When Will was ten months old, I traveled to Europe with a group of my students, and my mom came to town to take care of him.
Upon my return, as we talked about how things went, all the cool stuff he was starting to do as he approached one, she casually mentioned she had fed him deli meat for lunch one day.
I immediately shut it down. My kid would not, I repeat NOT, be eating any processed sodium laden foods ever.
EVER.
I laugh now. He's four and a half and at one point in time he had hot dogs for multiple meals a week.
We even had them for lunch yesterday.
But I was so consumed with what I put in his body--I don't care what goes into mine; it was destroyed by binge drinking and late night Burrito Buggy (awwww yeah Athens woop woop!) years ago--but his was pristine, and all the potential links between processed foods, and hormones, and pesticides...he was going to live in a bubble and eat a completely organic diet of homemade foods for the rest of his life as far as I was concerned.
I would never cave to McDonald's Happy Meals or the allure of a Chick-fil-A playground on a polar vortex January day...
Turns out I'm human, and our relatively healthy diet is also smattered with kid-friendly, exhausted-mom options, and I don't have guilt about it at all now.
The whole non-organic thing did cause me a great deal of stress (so lame, I know), which is why I shouldn't be surprised that I just ate half a jar of Mrs. Richardson's butterscotch caramel ice cream topping with a spoon for lunch because I am completely FREAKING OUT about choosing a kindergarten for him.
KINDERGARTEN.
We aren't even talking about best-case-scenario-to-get-into-an-ivy-league-college-or-top-notch-university education decision here.
Kinder. Freaking. Garten.
Really, if we're going to be pretentious about it, which school buys off-brand finger paints in bulk and which one buys organic berry and nature dyed paints? I'll take organic please. (Who says that?)
At this point, I don't care about paint. Or class pets. Or even that every kid gets an iPad upon walking in the door. I just want three things for him: I want him to progress in reading. I want him to feel challenged academically. And I want him to make friends and not be bullied.
(Side note: At his basketball game this past Saturday, his two little friends had on stupid basketball socks that you jack up to your mid-shin, and Will doesn't have those, but I watched him want so desperately to fit in that he pulled on his ankle socks and said, "Look guys, my socks go up, too," and I actually had to leave the gym because I was crying. It's stuff like this that makes me cringe about school. It also makes me think I'm never going to make it through the formative years if I don't toughen up. Never mind him; I'm worried about me.)
We moved last summer so that we could be in a fantastic school district when this time came around, and it would be a no-brainer for us. Duh. He goes to the fantastic public school where we live.
Except for the flaw that it's only a half-day program, and, well, both parents work, so...
Seriously--what do you working parents do? How on earth do you make this work?
So we looked into a full-day option at a Catholic school. It was fabulous. They impressed me with their smart boards, and media technology library, and class pet birds, and field trips, and peer partner program.
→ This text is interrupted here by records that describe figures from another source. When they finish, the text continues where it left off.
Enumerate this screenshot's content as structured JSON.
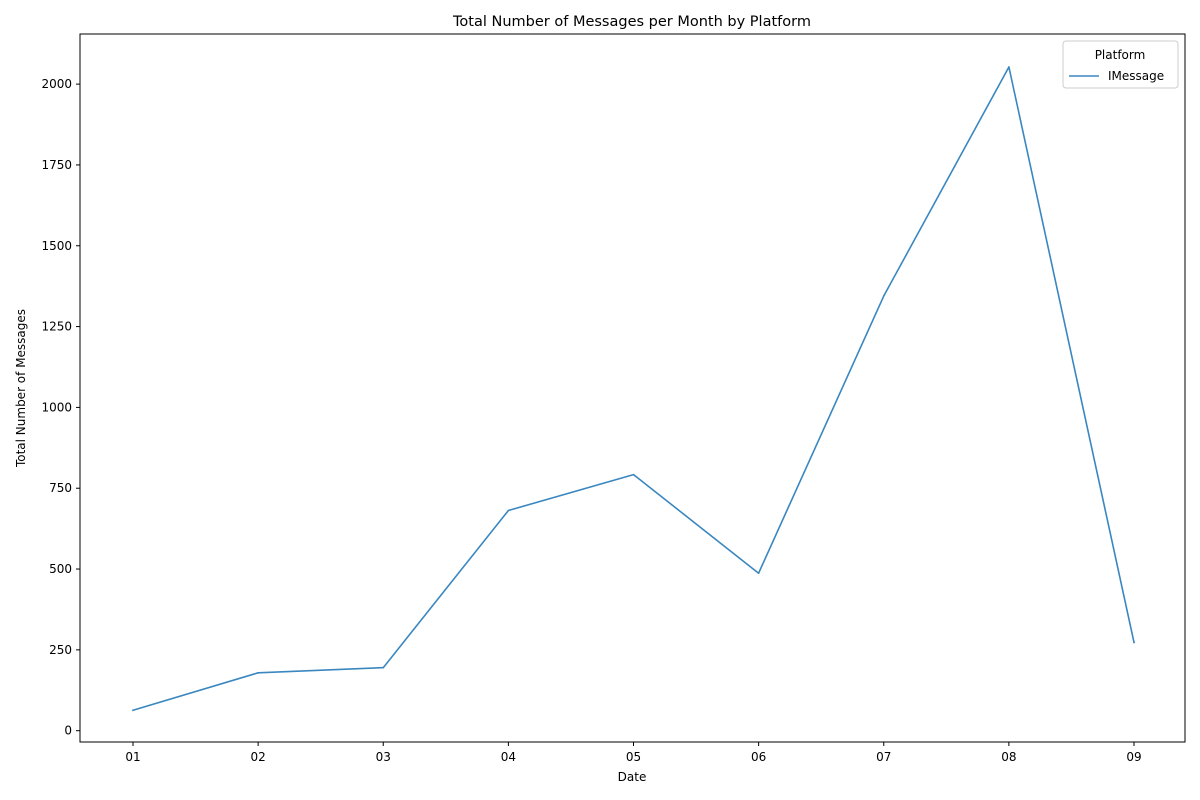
{
  "chart_data": {
    "type": "line",
    "title": "Total Number of Messages per Month by Platform",
    "xlabel": "Date",
    "ylabel": "Total Number of Messages",
    "categories": [
      "01",
      "02",
      "03",
      "04",
      "05",
      "06",
      "07",
      "08",
      "09"
    ],
    "series": [
      {
        "name": "IMessage",
        "color": "#3a87c0",
        "values": [
          63,
          179,
          195,
          681,
          792,
          487,
          1345,
          2053,
          273
        ]
      }
    ],
    "ylim": [
      -35,
      2155
    ],
    "yticks": [
      0,
      250,
      500,
      750,
      1000,
      1250,
      1500,
      1750,
      2000
    ],
    "grid": false,
    "legend": {
      "title": "Platform",
      "position": "top-right"
    }
  }
}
But the cheapskate in me doesn't want to pay Catholic school prices (and, ahem, elephant in the room: we aren't Catholic) when he can get something equally great for FREE. (Or nearly so...nothing is free, including that free public education.) I've just got to find an option for that other half of the day I can't be home with him...
And so here I sit, pros-cons list made, advice sought and received from multiple respected friends and colleagues, tours completed and principals met, and packets of information read and re-read and dog eared, applications to both places filled out and ready to go.
And all I have to show for any kind of decision is a butterscotch caramel drip on my lip.
And that butterscotch caramel? It's not organic, either.